Reputation: 1
I'm trying to calculate median on different grouping sets in Vertica and I get the following error:
[0A000][6467] [Vertica]VJDBC ERROR: User defined aggregate cannot be used in query with MLAs"
this is a template of my query which doesn't work:
select field_a, field_b, APPROXIMATE_MEDIAN(field_c)
from my_table
group by cube (field_a, field_b)
where in this one, when I group by just one field, it works just fine:
select field_a, APPROXIMATE_MEDIAN(field_c)
from my_table
group by field_a
Would love to get any idea for why this is happening and how can I rewrite my query so it'll work. My next step is to union the calculations per every grouping, but I hope to find a more elegant solution.
Thanks!
tried to search for this error, tried to run on a smaller case, tried to think how can I get the same result using the analytic version of median, but couldn't find anything that supplies my need and can't find the logic behind why it does not work.
Upvotes: 0
Views: 149
Reputation: 6749
You must remember that GROUP BY CUBE
or GROUP BY ROLLUP
often are multi-pass query access plans, even if you don't code them as such.

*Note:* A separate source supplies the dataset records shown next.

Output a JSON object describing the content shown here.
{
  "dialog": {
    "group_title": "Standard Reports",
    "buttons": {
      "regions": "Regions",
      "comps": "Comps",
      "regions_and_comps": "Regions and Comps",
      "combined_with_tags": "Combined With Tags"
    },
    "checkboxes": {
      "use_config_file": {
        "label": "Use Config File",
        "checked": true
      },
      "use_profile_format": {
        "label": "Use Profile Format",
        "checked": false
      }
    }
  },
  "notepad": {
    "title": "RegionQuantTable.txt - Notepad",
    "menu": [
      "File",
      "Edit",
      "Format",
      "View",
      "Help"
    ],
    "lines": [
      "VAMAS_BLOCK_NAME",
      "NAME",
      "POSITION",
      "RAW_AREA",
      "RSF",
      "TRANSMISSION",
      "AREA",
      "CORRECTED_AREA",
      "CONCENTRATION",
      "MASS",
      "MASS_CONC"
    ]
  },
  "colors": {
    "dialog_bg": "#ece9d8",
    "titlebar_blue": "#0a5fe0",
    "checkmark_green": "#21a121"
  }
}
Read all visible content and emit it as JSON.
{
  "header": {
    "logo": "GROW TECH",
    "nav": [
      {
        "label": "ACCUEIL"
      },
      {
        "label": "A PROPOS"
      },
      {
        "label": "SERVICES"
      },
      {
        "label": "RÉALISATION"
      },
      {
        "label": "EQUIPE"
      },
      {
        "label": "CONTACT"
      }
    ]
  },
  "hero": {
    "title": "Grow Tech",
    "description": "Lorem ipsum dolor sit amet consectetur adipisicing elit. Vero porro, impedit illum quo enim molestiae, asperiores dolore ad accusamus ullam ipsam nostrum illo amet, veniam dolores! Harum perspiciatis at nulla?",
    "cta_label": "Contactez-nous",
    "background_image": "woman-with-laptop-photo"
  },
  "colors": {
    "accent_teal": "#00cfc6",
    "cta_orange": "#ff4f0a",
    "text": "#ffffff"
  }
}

And it does not hurt, as Vertica's query engine has pipeline parallelism - many parts of the plan are executed by different threads in parallel. So while it might look awkward to see it in code, it's not so un-elegant after all if you UNION SELECT
all levels of aggregation together:
WITH
indata(fld_a,fld_b,fld_c) AS (
SELECT 1,1, 1
UNION ALL SELECT 1,2, 2
UNION ALL SELECT 1,3, 3
UNION ALL SELECT 1,4, 4
UNION ALL SELECT 1,5, 5
UNION ALL SELECT 2,1, 10
UNION ALL SELECT 2,2, 20
UNION ALL SELECT 2,3, 30
UNION ALL SELECT 3,4, 40
UNION ALL SELECT 3,5, 50
UNION ALL SELECT 3,1,100
UNION ALL SELECT 3,2,200
UNION ALL SELECT 3,3,300
UNION ALL SELECT 3,4,400
UNION ALL SELECT 3,5,500
)
SELECT
'fld_a' AS grain
, fld_a
, NULL::int AS fld_b
, APPROXIMATE_MEDIAN(fld_c) AS app_med_c
FROM indata
GROUP BY fld_a
UNION ALL
SELECT
'fld_b' AS grain
, NULL::int AS fld_a
, fld_b
, APPROXIMATE_MEDIAN(fld_c) AS app_med_c
FROM indata
GROUP BY fld_b
UNION ALL
SELECT
'both' AS grain
, fld_a
, fld_b
, APPROXIMATE_MEDIAN(fld_c) AS app_med_c
FROM indata
GROUP BY fld_a,fld_b
ORDER BY 1,2,3
;
Returning:
grain | fld_a | fld_b | app_med_c |
---|---|---|---|
both | 1 | 1 | 1 |
both | 1 | 2 | 2 |
both | 1 | 3 | 3 |
both | 1 | 4 | 4 |
both | 1 | 5 | 5 |
both | 2 | 1 | 10 |
both | 2 | 2 | 20 |
both | 2 | 3 | 30 |
both | 3 | 1 | 100 |
both | 3 | 2 | 200 |
both | 3 | 3 | 300 |
both | 3 | 4 | 220 |
both | 3 | 5 | 275 |
fld_a | 1 | (null) | 3 |
fld_a | 2 | (null) | 20 |
fld_a | 3 | (null) | 200 |
fld_b | (null) | 1 | 10 |
fld_b | (null) | 2 | 20 |
fld_b | (null) | 3 | 30 |
fld_b | (null) | 4 | 40 |
fld_b | (null) | 5 | 50 |
Upvotes: 0